I am referring here to another front on which modern leaders fight their battles. It has to do with the factors that shape the ownership structures of large companies. The relationship between a leader and a joint-stock company can actually be described as inherently conflict-prone. On one side, we have key managers with their innovative aspirations, all of which are time-consuming and labor-intensive. On the other stand the shareholders, who are naturally conservative and in a position to fire a troublemaker. Elon Musk certainly showed a lot of confidence in his products, which he thought would change the world. It is easy though to imagine the people he faced: a bunch of anxious, impatient shareholders who were fed up with pumping ever more money into Musk’s “tenuous” business. Don’t forget the customers, whose appetites have been wetted but whose patience was wearing thin. It is through such confrontations that the true strength and resolve of a leader is often tested. Musk CASE shows us that being headstrong and having faith in one’s vision can keep you from losing the confidence of your shareholders.
The moral compass does not always help you act
The office of the modern leader is a place where mutually exclusive values clash. It is certainly feasible to manage your team by manipulating them into backing the short-term goals that are certain to make the board happy. But will that be of benefit? A leader that instructs an employee to delete a few slides with inconvenient data that may take an investor aback, risks losing his credibility with his team. Which is more important? The potential funds, which still hang in the balance, staying on the good side of the board and keeping it happy by achieving short-term goals, or having a good relationship with the team and maintaining credibility with one’s co-workers? Research has confirmed my personal belief that telling employees to do things that run counter to a company’s ethics code and their personal beliefs is sure to backfire in the long term as it will undermine efficiency. On the other hand, isn’t it imperative in sticky conflict situations that require a total commitment to “suspend” one’s principles temporarily?
Allies for special tasks
A big scandal has been sparked recently by the key employees of Google Group, who disclosed the company’s collaboration with the military. They way they saw it, Google should never have gotten involved in the Maven project. The story instantly leaked to the media, forcing Google to withdraw from the controversial venture. Aware of the power of public opinion, corporations begin to go to greater lengths to improve their image. Even if it irks the shareholders, a policy of transparency and non-involvement in ethically dubious undertakings may pay off. This may be good news for the leaders who care to uphold a solid code of ethics. They are no longer alone. They can count on being understood by their closest team members.
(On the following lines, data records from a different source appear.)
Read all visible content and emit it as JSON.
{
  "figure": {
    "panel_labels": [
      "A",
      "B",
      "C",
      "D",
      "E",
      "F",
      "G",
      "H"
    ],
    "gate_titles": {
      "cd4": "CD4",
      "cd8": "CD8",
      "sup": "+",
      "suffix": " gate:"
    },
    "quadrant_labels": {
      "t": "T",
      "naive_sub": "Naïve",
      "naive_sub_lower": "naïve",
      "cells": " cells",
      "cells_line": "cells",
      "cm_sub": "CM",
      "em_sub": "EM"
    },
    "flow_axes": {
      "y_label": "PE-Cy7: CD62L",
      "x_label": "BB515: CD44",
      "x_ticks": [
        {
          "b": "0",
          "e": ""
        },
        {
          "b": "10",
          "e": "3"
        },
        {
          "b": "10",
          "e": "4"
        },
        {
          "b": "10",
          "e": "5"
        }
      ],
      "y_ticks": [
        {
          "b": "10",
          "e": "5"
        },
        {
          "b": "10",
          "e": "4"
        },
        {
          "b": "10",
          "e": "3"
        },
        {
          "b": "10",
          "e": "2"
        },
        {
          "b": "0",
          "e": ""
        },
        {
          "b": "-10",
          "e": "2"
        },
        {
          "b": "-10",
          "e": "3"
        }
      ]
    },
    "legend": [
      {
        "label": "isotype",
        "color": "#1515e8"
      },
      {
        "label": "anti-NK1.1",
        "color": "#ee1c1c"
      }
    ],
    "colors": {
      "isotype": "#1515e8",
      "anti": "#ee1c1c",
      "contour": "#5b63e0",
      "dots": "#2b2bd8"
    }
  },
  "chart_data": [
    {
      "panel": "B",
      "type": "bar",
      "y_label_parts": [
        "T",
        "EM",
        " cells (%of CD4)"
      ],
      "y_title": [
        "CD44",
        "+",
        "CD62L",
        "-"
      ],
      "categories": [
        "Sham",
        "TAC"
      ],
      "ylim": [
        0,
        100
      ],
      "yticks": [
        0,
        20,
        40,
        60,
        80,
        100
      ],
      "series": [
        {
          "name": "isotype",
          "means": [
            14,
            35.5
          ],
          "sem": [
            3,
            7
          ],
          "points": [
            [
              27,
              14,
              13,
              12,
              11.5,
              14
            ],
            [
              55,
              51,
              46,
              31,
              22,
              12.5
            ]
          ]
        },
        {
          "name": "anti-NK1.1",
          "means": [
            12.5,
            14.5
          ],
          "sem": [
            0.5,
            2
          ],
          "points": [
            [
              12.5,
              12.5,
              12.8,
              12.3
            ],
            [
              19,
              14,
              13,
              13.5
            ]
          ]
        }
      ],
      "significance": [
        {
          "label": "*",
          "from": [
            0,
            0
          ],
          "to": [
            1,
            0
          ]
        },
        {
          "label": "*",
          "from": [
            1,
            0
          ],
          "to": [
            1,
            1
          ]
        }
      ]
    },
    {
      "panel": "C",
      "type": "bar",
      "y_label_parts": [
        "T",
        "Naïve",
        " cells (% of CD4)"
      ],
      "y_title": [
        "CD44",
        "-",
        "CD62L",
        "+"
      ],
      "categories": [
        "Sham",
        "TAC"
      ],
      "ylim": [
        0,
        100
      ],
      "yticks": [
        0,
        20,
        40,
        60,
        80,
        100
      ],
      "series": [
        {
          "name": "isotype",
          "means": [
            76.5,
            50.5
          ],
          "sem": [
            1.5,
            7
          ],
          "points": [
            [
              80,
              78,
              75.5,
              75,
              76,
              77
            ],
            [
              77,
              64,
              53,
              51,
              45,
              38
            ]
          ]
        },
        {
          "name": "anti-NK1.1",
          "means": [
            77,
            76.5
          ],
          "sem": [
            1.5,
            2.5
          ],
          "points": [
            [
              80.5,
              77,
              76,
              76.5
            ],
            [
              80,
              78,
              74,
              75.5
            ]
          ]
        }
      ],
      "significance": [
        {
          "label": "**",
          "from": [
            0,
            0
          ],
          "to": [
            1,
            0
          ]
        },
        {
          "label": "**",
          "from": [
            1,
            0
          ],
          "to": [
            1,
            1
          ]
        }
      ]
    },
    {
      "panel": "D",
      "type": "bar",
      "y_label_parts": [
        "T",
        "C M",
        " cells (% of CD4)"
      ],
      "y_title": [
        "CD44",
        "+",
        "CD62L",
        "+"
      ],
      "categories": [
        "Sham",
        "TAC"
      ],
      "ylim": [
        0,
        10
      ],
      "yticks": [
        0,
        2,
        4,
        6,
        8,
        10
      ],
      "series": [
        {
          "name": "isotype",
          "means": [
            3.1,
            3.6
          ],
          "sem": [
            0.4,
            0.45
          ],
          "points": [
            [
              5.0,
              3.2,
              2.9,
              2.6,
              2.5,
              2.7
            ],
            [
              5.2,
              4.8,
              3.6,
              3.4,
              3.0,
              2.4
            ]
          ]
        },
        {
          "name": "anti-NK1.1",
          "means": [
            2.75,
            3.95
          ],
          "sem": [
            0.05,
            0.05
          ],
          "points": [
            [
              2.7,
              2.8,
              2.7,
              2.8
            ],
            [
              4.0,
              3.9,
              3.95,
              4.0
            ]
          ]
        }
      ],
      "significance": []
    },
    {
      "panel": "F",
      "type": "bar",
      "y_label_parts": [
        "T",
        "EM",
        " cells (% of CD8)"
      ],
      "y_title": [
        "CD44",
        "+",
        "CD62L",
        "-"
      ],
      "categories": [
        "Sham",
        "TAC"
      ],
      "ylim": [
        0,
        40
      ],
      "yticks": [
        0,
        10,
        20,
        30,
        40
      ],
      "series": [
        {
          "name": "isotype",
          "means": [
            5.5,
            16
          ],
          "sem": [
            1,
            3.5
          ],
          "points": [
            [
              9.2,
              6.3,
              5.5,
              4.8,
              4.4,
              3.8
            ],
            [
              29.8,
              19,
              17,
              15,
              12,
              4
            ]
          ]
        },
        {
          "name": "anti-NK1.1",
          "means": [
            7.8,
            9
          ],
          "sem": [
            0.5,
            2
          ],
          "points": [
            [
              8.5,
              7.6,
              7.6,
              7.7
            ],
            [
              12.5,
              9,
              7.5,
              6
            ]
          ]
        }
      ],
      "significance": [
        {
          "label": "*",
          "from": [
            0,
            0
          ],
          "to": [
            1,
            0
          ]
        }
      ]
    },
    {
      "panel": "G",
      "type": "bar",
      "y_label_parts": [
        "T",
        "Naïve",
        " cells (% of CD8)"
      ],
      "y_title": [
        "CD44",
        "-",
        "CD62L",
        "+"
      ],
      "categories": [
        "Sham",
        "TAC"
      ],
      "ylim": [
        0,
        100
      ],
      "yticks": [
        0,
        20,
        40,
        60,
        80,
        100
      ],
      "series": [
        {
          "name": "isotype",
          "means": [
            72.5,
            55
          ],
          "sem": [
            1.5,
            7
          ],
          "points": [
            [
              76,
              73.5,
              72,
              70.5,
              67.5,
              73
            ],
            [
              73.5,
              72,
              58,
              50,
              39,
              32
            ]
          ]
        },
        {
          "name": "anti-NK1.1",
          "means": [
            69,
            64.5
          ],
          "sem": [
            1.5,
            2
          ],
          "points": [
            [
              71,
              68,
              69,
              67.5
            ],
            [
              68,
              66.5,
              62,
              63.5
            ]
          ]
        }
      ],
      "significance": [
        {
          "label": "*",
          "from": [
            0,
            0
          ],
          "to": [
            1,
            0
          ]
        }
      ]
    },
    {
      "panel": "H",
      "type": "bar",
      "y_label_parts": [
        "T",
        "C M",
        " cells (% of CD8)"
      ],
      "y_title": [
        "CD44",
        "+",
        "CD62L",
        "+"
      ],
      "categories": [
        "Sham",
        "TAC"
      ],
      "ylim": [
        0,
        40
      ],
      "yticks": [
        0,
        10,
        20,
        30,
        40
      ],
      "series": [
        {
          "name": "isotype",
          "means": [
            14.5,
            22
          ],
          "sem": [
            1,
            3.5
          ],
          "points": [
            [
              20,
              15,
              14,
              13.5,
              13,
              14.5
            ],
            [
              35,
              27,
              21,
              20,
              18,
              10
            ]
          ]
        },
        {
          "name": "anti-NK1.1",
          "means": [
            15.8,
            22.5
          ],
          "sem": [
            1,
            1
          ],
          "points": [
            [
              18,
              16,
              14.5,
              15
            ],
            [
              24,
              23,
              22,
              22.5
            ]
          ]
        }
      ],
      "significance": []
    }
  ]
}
And they can also take comfort in knowing that the media, which influence the boards’ actions, is close at hand.
I have tried to show that leadership is a bumpy road. I nevertheless hope that, somewhere between the lines, I was able to demonstrate it is a road worth taking. While on it, you should be patient, clever, and daring enough to question authority. Without those qualities, you can forget about satisfaction and victory. It is also useful to allow yourself to fail. Don’t be ashamed of failure, don’t run from it, and always uphold the value that is most fundamental for you: innovation. The most innovative products in the history of mankind have behind them great failures on the part of their creators.